← Retour

Ève victorieuse

16px
100%

VII

Le lendemain, par le premier train, Hélène, son frère et sa tante, Dora et sa mère quittèrent Paris.

Le voyage de Belgique et de Hollande fut un continuel enchantement pour Charley. Son ami Willie Grey vint le rejoindre à Bruxelles et l’accompagna de musée en musée. Dans le trésor de la vieille Europe, ce trésor si lentement et si douloureusement amassé, il trouva, comme nombre de ses compatriotes, les sensations qui seules peuvent rafraîchir les cerveaux brûlés par la fièvre des affaires.

Hélène et Dora ne connaissaient ni la Belgique ni les Pays-Bas. Ce fut une page nouvelle de l’ancien monde qu’elles déchiffrèrent avec une curiosité extrême et qui les ravit par son étrangeté. Les petites villes qui finissent dans le silence et la prière, dont la vieillesse est si touchante, leur causèrent un étonnement respectueux. Les costumes lourds et bizarres, les visages placides, la vie humaine ainsi menée sur un mode lent et grave ne cessa de les amuser et de les intéresser. Pourtant madame Ronald ne voyait pas sans plaisir approcher l’heure de partir pour la Suisse et d’aller rejoindre le marquis et la marquise Verga. Elle s’était liée extraordinairement vite avec cette compatriote rencontrée chez madame d’Anguilhon.

Madame Verga sortait d’une bonne famille de Washington. Jeune fille, elle avait beaucoup hanté la colonie étrangère. C’est là qu’elle avait fait la connaissance de son mari, un Romain, attaché militaire à l’ambassade d’Italie.

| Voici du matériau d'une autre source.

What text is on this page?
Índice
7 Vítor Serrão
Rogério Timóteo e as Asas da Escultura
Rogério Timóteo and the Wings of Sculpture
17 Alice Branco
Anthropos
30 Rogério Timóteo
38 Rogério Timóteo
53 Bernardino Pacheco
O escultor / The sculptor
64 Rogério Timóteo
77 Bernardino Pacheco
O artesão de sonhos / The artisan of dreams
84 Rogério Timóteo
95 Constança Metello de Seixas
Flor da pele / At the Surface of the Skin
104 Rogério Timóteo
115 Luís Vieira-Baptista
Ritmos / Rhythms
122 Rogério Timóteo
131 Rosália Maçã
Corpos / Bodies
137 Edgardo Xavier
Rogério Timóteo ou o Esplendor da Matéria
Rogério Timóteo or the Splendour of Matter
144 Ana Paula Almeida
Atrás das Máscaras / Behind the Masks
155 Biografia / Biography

Elle avait un visage de très jolie poupée, animé par des yeux bleus qui reflétaient une petite âme joyeuse et bonne. Plus brillante qu’intelligente, elle se montrait naïvement heureuse d’être marquise, d’avoir sa place dans la haute société de Rome. Son excellent caractère, sa loyauté, lui avaient valu nombre d’amis. Son salon était un des plus fréquentés. Sa nature simple et honnête l’empêchait de voir la moitié des intrigues qui se nouaient et se dénouaient sous ses yeux. Elle aimait les Italiens, disait-elle, parce qu’ils sont silencieux et qu’elle pouvait, avec eux, parler tant qu’elle voulait. Le marquis passait pour le mari le moins fidèle. Les uns croyaient qu’elle ignorait tout, les autres qu’elle ne voulait rien savoir.

Toujours est-il qu’elle se proclamait la plus heureuse des femmes. Madame Verga avait entretenu souvent madame Ronald et Dora du monde où elle évoluait. Elle les avait engagées à passer l’hiver à Rome, leur promettant de leur donner a good time, tous les plaisirs imaginables, de les présenter dans telle et telle maison de l’aristocratie.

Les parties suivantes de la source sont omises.